Face of the future

Toyota plans to install mind-reading technology in its vehicles by 2010, so that the key mental states of the driver such as drowsiness, anger or distraction, can be detected and acted upon.


Toyota, manufacturers of the popular Yaris, Prius and Verso, plans to install mind-reading technology in its vehicles by 2010, so that the key mental states of the driver such as drowsiness, anger or distraction, can be detected and acted upon.


Drawing on work at CambridgeUniversity‘s Computer Laboratory, the technology identifies 24 feature points on the face and tracks them in real-time. Movement, shape and skin colour are then analysed to identify gestures like a smile, frown or a raised eyebrow. Taken cumulatively, the mental condition of the driver will then be able to be predicted.


Dr Rana el Kaliouby of project partner MIT’s Media Laboratory, said: ‘My specific work with Cambridge was to develop face spatial analysis that analyses in real-time to associate different facial combinations and configurations to establish relevant underlying states.’


The key mental states the manufacturer is concerned with are drowsiness, as well as cognitive distraction, which can come in four forms – through being lost, if a road is monotonous, auditory distractions such as mobile phone use, and visually when the driver turns to talk to a passenger.


Critically, the vehicle’s response to the various mental states is still being considered, but the theory remains that the car will interpret these non-verbal clues and tailor its response accordingly. It is important for the driver, said Kaliouby, that the response is suggestive rather than instructive.



Realistic traffic behaviour


According to Kaliouby, Cambridge is due to start the second phase of testing at the Transport Research Laboratory (TRL) in Berkshire, which will last six months and be sponsored by Toyota, which she said had been impresssed by initial tests.
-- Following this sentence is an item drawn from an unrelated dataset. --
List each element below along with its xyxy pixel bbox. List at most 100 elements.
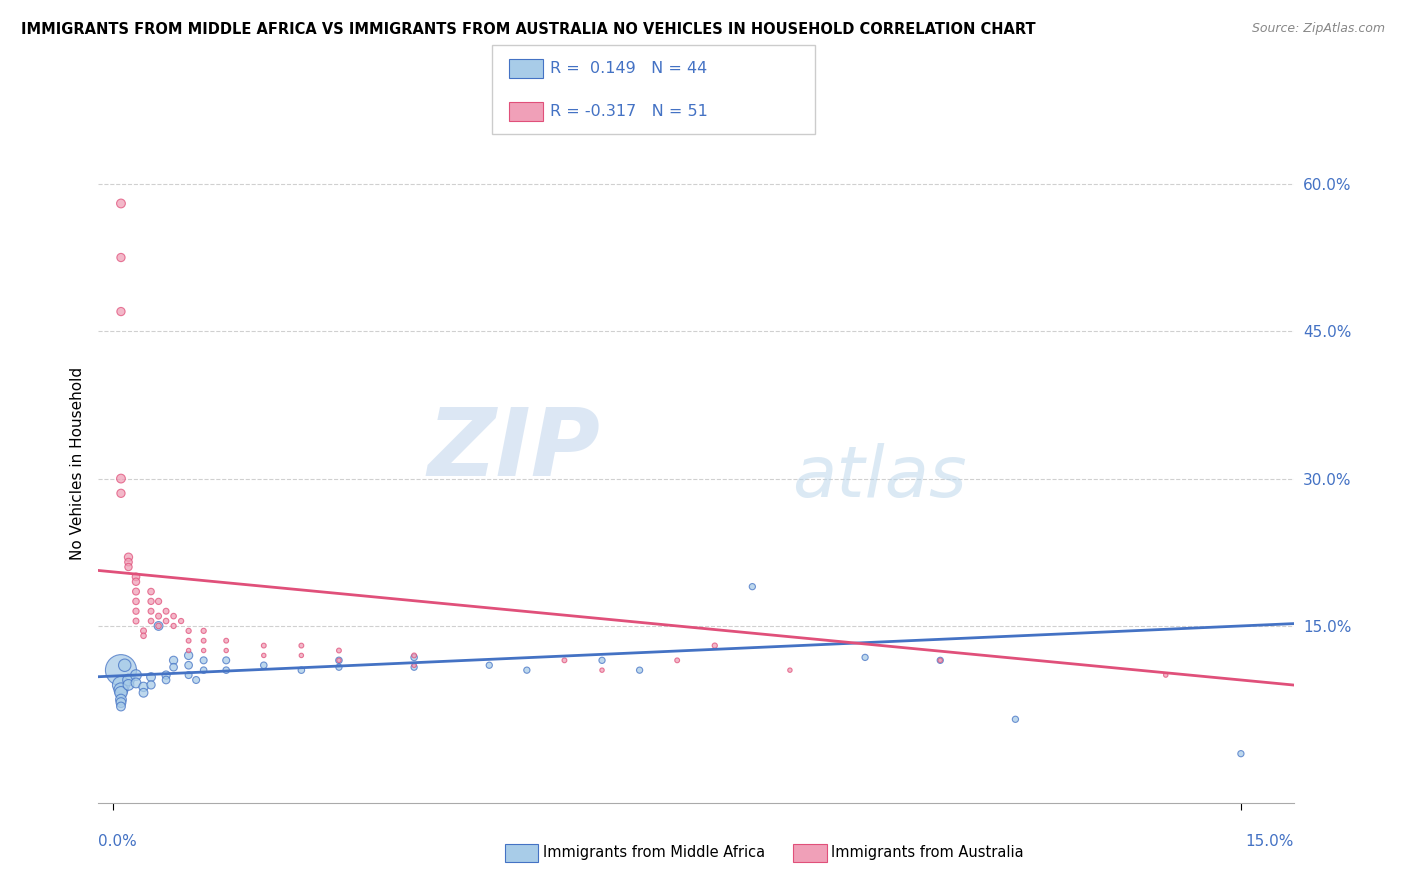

This study will use a simulator to analyse more realistic traffic behaviour rather than using image libraries to train the computer. Following this, a long-term research project with the car maker is planned, where the team hopes to explore a combination of facial recognition technology with physiology sensors, such as skin sensors and heart rate monitors to gain a greater understanding of driver emotion.


Previous programs have detected six basic emotional states – happiness, sadness, anger, fear, surprise and disgust. But the one developed at Cambridge recognises complex states that, although appearing more frequently, are harder to detect as they are conveyed in a sequence of movements rather than a single expression. Most other systems assume a direct mapping between facial expressions and emotion, whereas Cambridge‘s interprets the facial and head gestures in the context of the person’s most recent mental state. This means that the same facial expression may imply different mental states according to the context.

The technology has also interested global oil and gas company Schlumberger, which has approached MIT with an interest in incorporating it into their vehicle fleet. And it isn’t just in transport where the technology is relevant. MIT has been working closely with an autism day centre in Rhode Island to see if the technique can improve human-to-human interaction.